Animal Identification with Independent Foreground and Background Modeling
Lukas Picek, Lukas Neumann, Jiri Matas
TL;DR
This work tackles wildlife re-identification under domain shifts by explicitly modeling both foreground appearance and background context. It introduces Per-Instance Temperature Scaling (PITS) to calibrate per-sample predictions and fuses foreground likelihood $\Phi(x_{FG})$ with background priors $\Psi_k(x_{BG},x_{\theta})$ through $p(k|x_{FG},x_{BG},x_{\theta})$, achieving calibrated, robust identification. Background priors based on home, migrating, and time-decay locations are validated on two long-term wildlife datasets (Eurasian lynx and Caretta caretta), with substantial gains, especially for new locations. Ablation studies show calibration improvements and cross-architecture gains, though performance remains dependent on FG/BG segmentation quality and task-specific priors.
Abstract
We propose a method that robustly exploits background and foreground in visual identification of individual animals. Experiments show that their automatic separation, made easy with methods like Segment Anything, together with independent foreground and background-related modeling, improves results.
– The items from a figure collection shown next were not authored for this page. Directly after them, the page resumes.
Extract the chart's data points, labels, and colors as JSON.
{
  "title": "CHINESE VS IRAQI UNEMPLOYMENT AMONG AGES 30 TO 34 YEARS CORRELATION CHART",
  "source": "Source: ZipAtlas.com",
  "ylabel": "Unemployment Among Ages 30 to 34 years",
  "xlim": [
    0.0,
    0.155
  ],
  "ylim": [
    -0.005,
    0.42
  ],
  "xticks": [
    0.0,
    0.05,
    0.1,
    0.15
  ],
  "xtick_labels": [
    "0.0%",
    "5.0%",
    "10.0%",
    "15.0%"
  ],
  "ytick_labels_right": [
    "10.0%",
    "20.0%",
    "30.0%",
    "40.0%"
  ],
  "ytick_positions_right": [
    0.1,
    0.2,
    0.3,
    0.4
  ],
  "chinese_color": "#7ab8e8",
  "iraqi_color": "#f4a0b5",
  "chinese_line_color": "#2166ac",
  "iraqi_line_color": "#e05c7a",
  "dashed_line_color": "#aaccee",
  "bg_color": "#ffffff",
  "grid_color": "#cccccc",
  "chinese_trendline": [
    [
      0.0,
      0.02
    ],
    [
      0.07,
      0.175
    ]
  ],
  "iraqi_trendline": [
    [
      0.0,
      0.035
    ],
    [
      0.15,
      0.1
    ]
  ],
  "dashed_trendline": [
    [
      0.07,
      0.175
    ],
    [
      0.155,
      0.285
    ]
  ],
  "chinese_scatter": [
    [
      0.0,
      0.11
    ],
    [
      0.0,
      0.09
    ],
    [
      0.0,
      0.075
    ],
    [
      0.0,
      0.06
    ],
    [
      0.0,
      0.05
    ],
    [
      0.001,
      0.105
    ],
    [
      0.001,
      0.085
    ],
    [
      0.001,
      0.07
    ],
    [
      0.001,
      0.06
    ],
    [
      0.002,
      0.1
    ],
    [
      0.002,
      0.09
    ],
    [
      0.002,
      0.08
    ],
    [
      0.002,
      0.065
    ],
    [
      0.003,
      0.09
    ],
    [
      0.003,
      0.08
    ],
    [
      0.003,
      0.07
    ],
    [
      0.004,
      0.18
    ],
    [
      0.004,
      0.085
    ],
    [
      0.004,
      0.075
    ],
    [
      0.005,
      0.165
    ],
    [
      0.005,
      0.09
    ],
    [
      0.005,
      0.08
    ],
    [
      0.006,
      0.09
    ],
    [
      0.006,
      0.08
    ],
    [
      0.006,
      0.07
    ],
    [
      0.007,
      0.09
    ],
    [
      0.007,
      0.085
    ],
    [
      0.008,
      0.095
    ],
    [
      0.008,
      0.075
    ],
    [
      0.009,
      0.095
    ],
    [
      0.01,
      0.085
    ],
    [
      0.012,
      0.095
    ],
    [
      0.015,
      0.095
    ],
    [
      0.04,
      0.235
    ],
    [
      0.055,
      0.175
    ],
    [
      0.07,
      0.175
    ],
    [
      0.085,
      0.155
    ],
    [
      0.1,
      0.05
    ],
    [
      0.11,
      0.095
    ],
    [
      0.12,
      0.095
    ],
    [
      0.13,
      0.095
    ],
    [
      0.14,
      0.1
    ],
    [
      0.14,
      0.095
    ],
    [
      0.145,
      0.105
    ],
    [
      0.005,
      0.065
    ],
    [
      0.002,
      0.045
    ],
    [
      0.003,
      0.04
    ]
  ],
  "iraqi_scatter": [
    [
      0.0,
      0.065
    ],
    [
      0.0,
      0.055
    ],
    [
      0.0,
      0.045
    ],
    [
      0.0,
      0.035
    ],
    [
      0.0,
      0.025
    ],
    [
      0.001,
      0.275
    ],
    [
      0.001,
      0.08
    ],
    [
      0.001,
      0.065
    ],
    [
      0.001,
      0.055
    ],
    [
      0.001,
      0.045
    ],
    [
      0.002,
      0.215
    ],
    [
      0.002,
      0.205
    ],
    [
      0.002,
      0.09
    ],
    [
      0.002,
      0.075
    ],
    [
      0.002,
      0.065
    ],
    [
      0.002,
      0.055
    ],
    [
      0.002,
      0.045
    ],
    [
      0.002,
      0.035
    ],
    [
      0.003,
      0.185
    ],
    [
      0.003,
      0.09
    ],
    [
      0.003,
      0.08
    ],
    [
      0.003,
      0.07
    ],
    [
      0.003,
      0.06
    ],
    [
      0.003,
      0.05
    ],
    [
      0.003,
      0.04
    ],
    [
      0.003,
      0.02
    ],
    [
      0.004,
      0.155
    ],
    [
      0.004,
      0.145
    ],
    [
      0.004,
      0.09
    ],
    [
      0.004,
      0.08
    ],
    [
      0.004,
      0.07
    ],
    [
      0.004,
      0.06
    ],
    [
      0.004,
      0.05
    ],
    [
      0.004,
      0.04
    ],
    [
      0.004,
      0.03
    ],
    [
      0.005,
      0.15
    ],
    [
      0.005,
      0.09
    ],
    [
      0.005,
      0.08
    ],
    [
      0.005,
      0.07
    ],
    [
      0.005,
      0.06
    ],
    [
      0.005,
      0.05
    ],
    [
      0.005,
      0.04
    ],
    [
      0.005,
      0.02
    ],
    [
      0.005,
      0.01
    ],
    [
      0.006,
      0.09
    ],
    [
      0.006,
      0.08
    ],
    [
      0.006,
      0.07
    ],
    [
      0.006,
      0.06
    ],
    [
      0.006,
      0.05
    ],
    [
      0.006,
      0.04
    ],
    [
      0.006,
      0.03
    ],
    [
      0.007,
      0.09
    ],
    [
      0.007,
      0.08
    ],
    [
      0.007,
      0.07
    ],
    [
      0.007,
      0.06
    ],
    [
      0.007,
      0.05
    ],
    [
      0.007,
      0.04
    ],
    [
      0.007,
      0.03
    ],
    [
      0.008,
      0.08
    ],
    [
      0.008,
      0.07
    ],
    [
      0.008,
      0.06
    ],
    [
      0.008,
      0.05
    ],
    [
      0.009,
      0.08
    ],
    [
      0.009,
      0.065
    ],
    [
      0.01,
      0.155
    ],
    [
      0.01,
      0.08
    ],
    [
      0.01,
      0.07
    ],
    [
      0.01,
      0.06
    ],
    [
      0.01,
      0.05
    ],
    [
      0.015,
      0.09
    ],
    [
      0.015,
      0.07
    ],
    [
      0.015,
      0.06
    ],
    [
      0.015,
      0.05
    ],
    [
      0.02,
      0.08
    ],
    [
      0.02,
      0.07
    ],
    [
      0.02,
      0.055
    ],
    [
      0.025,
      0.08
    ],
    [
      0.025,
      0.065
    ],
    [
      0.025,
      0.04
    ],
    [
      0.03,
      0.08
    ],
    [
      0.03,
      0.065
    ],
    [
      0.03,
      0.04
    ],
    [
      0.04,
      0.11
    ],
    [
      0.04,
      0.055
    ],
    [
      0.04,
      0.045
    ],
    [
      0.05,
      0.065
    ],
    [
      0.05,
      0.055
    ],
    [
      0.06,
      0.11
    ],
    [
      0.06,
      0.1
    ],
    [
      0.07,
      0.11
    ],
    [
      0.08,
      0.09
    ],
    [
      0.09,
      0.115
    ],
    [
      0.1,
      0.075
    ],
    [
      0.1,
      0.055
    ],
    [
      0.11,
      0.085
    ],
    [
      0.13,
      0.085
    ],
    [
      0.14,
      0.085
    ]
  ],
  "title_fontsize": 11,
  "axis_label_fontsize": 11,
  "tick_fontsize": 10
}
The two predictions are combined in a principled way, thanks to novel Per-Instance Temperature Scaling that helps the classifier to deal with appearance ambiguities in training and to produce calibrated outputs in the inference phase. For identity prediction from the background, we propose novel spatial and temporal models. On two problems, the relative error w.r.t. the baseline was reduced by 22.3% and 8.8%, respectively. For cases where objects appear in new locations, an example of background drift, accuracy doubles.